ПОКИНУТОЕ СУДНО И МЕРТВОЕ МОРЕ.
1
Плот плыл, движимый потоками зловонного, вязкого моря. Его уносило все дальше в гущи бледно-зеленых водорослей, гниющих и выбрасывающих ядовитые пары в сырой воздух. Туман не рассеялся, хотя временами то редел и становился почти прозрачным, то, напротив, густел и приходил в лихорадочное движение, будто кто-то взбалтывал его венчиком.
Иногда на Гослинга накатывало поэтическое вдохновение и он представлял море океаном крови. Оно было скорее розовым, чем красным, но уж точно не синим, как там, откуда он прибыл. Странное море, смердящее, липкое выделение водянистой протоплазмы, жижа, откачанная из злокачественной опухоли или выжатая из воспаленной плаценты.

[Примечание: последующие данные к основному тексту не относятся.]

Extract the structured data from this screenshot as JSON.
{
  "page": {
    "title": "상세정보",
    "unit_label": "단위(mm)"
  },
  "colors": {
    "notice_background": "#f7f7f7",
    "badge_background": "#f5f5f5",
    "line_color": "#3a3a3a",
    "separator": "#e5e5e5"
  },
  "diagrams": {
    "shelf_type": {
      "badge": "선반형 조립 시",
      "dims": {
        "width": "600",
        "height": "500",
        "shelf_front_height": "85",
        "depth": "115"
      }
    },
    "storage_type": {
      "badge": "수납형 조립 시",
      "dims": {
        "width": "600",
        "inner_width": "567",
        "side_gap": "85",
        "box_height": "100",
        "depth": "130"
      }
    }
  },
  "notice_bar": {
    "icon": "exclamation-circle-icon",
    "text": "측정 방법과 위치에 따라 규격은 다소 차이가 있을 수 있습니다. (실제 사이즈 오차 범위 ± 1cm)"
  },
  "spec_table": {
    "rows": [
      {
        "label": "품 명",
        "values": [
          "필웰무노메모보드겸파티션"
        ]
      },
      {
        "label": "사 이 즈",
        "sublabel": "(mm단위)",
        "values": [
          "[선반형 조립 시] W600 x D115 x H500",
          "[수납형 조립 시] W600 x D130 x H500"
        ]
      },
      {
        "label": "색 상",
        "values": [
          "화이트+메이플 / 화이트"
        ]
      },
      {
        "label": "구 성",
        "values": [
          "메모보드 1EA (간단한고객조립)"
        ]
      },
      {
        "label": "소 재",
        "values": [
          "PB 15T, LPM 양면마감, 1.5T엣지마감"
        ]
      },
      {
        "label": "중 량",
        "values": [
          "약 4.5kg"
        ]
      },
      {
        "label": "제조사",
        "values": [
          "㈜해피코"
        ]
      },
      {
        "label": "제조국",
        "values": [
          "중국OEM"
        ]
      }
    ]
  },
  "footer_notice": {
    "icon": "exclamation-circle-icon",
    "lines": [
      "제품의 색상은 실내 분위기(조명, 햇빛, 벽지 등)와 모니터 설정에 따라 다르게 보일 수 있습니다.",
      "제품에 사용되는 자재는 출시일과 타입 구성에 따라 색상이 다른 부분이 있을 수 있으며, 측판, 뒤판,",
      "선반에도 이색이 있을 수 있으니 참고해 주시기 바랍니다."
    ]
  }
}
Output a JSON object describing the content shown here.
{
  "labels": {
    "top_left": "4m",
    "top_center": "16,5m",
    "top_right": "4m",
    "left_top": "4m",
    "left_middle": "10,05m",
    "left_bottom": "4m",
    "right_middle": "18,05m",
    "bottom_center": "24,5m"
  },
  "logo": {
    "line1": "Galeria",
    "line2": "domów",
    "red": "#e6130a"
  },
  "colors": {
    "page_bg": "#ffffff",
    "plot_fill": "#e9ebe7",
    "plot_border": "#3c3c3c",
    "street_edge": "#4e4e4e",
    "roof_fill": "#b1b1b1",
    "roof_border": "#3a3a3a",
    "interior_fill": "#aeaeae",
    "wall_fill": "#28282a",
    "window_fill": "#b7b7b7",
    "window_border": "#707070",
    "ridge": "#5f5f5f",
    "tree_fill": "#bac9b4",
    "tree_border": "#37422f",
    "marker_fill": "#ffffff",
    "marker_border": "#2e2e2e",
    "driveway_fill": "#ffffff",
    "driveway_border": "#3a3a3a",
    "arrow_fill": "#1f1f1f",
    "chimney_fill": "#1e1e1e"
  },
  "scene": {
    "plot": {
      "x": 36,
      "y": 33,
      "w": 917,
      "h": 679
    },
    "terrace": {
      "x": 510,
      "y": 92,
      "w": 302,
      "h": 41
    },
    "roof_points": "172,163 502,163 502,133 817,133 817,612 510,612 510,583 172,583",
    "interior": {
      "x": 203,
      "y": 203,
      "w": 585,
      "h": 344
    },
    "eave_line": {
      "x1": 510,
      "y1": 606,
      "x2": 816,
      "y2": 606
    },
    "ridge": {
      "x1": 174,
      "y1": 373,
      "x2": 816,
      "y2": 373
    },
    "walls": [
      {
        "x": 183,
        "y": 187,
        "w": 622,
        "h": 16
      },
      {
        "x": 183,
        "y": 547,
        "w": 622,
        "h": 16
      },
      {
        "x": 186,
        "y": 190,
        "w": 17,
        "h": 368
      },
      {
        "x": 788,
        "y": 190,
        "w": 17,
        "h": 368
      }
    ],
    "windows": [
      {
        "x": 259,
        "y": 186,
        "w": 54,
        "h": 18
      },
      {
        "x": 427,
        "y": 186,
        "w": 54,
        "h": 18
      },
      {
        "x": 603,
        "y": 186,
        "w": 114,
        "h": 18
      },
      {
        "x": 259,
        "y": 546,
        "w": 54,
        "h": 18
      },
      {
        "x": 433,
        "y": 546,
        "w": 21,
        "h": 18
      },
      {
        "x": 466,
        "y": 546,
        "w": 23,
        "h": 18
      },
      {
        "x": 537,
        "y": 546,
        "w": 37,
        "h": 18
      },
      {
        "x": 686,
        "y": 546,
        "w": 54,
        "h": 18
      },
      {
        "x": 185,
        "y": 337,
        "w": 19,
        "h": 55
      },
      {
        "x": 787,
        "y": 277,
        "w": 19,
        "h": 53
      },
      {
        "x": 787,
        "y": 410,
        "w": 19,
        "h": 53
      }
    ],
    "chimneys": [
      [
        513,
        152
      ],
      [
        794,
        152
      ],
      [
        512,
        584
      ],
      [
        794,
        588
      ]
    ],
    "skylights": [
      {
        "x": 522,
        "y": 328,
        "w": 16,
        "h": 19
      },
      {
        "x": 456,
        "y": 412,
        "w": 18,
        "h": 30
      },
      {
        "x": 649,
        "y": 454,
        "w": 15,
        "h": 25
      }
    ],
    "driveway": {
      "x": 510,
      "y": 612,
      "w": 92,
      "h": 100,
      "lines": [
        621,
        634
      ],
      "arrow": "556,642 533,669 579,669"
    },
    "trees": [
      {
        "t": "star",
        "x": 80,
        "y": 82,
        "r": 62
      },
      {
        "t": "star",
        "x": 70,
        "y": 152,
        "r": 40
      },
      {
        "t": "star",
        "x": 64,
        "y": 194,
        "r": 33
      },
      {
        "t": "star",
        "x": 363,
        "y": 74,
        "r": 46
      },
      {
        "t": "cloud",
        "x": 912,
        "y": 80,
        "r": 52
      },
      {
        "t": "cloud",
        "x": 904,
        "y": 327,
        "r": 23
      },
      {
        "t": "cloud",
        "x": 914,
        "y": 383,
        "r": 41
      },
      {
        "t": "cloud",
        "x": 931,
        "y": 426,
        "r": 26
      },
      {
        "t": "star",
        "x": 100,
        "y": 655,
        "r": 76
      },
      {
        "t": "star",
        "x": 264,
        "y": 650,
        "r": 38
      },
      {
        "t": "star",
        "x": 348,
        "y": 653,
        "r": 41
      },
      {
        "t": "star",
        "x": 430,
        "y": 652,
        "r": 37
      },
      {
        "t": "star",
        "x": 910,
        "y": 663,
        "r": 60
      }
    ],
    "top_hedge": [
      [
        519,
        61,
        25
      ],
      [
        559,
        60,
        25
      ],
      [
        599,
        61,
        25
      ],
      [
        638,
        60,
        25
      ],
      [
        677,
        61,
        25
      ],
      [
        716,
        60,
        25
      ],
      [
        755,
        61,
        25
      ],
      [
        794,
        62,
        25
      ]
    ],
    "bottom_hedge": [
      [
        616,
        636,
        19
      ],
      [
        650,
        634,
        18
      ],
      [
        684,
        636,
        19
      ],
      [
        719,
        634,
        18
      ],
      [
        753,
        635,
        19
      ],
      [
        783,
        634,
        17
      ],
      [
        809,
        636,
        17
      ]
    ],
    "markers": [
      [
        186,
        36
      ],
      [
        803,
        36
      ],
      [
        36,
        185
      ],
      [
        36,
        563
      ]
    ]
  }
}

Он сравнивал это море с чашкой Петри, теплой, влажной, кишащей всевозможными организмами метаболической средой, жидким раствором, где смешались жизнь, смерть и скрытые силы.
Кушинг, с его складом ума натуралиста-любителя, отчасти был согласен с Гослингом. Море представляло собой питательный раствор, где жизнь изобиловала удивительными видами и формами. Он сравнивал его с первобытным океаном, который настолько был полон жизни, что сам являлся практически живым существом.
— Ну разве оно не прекрасно? — спросил Кушинг. — Если задуматься? Теплое, как экваториальные воды. Вполне вероятно, что температура здесь никогда не меняется, никогда не бывает слишком низкой или слишком высокой. Всегда идеально подходит для размножения.
По его мнению, туман возник из-за соприкосновения холодного воздуха с теплой водой. Доисторические озера и океаны были такими же — зловонными, бурлящими и туманными. Истинной колыбелью жизни.
— Но мы все еще не знаем, где находимся, — заметил Сольц.
— Конечно, то ли дело твои теории на основе передач о Бермудском треугольнике!
— И что? У тебя есть объяснение получше? Думаю, всем нам не терпится его услышать.
— Расслабься, — сказал Кушинг.
Гослинг бросил взгляд на Джорджа, который спал в носовой части.
— Что у тебя за теория, Сольц? Только не говори, что она как-то связана с летающими тарелками.
Сольц посмотрел на него с неодобрением, как бы говоря: «Эй, Бермудский треугольник это одно, но причем тут летающие тарелки? За кого ты меня принимаешь? За психа?», а затем перевел взгляд на Гослинга.
— Я думаю, мы попали в энергетическую воронку или пространственно-временное искажение. Нас засосало в одну из таких воронок, поэтому мы не могли дышать, когда только вошли в туман.
— И как одно с другим связано? — спросил Гослинг.
— Разве не очевидно? Когда воронка затянула нас, мы не могли дышать, потому что застряли между нашим миром и этим, в своего рода мертвой зоне, на пороге между нашим измерением и тем, в котором находимся сейчас.
Гослинг сам размышлял в этом же направлении, но не признался.
— Воздуха не было… сколько? Меньше минуты? Секунд тридцать? Возможно, даже меньше. И ты говоришь, что воронка выкинула нас в другое измерение так быстро?
— Почему нет? Мы не можем применять к подобным вещам наши представления о времени и пространстве.
Гослинг ждал, когда Кушинг заткнет Сольца с его теориями за пояс, но этого не произошло. Сам старший помощник тоже не был готов спорить. Как моряк, он давно был знаком с магнитными отклонениями и атмосферными аномалиями в районе Саргассова моря и Бермудского треугольника, которые не имели ничего общего с научной фантастикой. В тех местах случались странные вещи. Они были документально подтверждены и до сих пор оставались объектами исследований. Но необычные навигационные и атмосферные явления не вязались с пространственно-временными искажениями, они ведь были не в книжке очередного писаки, который думает, что набрел на гениальную идею. Гослинга большую часть жизни поражало увлечение людей псевдонаучными теориями.